Cooperative international action by governments to tackle climate change is occurring in many different formats, such as multilateral agreements (the United Nations Framework Convention on Climate Change) and regional partnerships (the Asia Pacific Partnership). However the Stern Review (2006) calls for stronger, more coordinated action to stabilise concentrations of greenhouse gases (GHG) in the atmosphere1.
In the absence of an international agreement on tackling climate change, individual governments are developing their own regulatory schemes, creating an assortment of new guidelines for multinational corporations to manage. Many business leaders are pushing for a clear, long-term international framework to provide the right environment for investment.
In the UK, the Government see business as the key delivery mechanism of their environmental programme and have demonstrated that the economy can still grow whilst reducing emissions with the economy growing by approximately 54% while greenhouse gas emissions fell by over 15% in 20052.
The UK is set to over achieve on its Kyoto target of 12.5% greenhouse gas (GHG) emissions reductions by 2010. In fact, the UK has set their own domestic target of 20% reduction in carbon dioxide (CO2) emissions by 2010. The new Climate Change Bill will set a statutory reduction of 60% in CO2 emissions by 2050.
In addition, there are a number of UK government policies related to carbon and energy efficiency, generally directed at larger organisations, including the EU Emissions Trading Scheme, Climate Change Levy and Climate Change Agreements, the EU Energy Performance of Buildings Directive and the upcoming Carbon Reduction Commitment – a new domestic emissions trading scheme targeting up to 5,000 large organisations.
With government, supply chain and investor/consumer pressure mounting, it is increasingly important that UK businesses are proactive and implement climate change initiatives.
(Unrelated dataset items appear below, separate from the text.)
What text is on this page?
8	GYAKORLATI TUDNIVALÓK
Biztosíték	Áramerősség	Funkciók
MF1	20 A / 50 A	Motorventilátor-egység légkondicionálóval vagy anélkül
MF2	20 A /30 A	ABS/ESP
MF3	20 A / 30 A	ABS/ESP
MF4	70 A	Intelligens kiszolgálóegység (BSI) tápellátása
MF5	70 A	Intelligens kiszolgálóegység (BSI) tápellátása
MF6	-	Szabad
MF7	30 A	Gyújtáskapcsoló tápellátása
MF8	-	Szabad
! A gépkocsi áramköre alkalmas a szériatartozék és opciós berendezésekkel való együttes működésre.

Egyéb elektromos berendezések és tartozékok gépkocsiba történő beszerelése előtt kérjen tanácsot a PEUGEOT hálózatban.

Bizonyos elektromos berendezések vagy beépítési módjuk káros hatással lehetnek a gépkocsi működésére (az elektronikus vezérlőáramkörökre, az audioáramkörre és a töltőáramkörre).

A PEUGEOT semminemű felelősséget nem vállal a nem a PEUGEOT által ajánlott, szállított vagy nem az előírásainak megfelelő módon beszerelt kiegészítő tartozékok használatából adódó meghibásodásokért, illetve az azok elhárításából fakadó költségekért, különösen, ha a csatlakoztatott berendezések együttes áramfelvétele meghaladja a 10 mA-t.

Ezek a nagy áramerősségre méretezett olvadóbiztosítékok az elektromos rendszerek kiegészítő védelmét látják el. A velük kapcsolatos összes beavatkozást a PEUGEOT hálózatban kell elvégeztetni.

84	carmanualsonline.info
Businesses can do this by analysing and understanding their carbon footprint, reducing GHG emissions and offsetting CO2 output. All these actions reduce company costs and improve the bottom line.
By not doing so, businesses risk increased overheads for environmental taxes and legislative compliance costs, increased energy prices and investor/consumer pressure, as stakeholders choose to invest and buy from environmentally conscious companies.
2 Defra, 2007. ‘UK Climate Change Programme, Annual Report to Parliament’.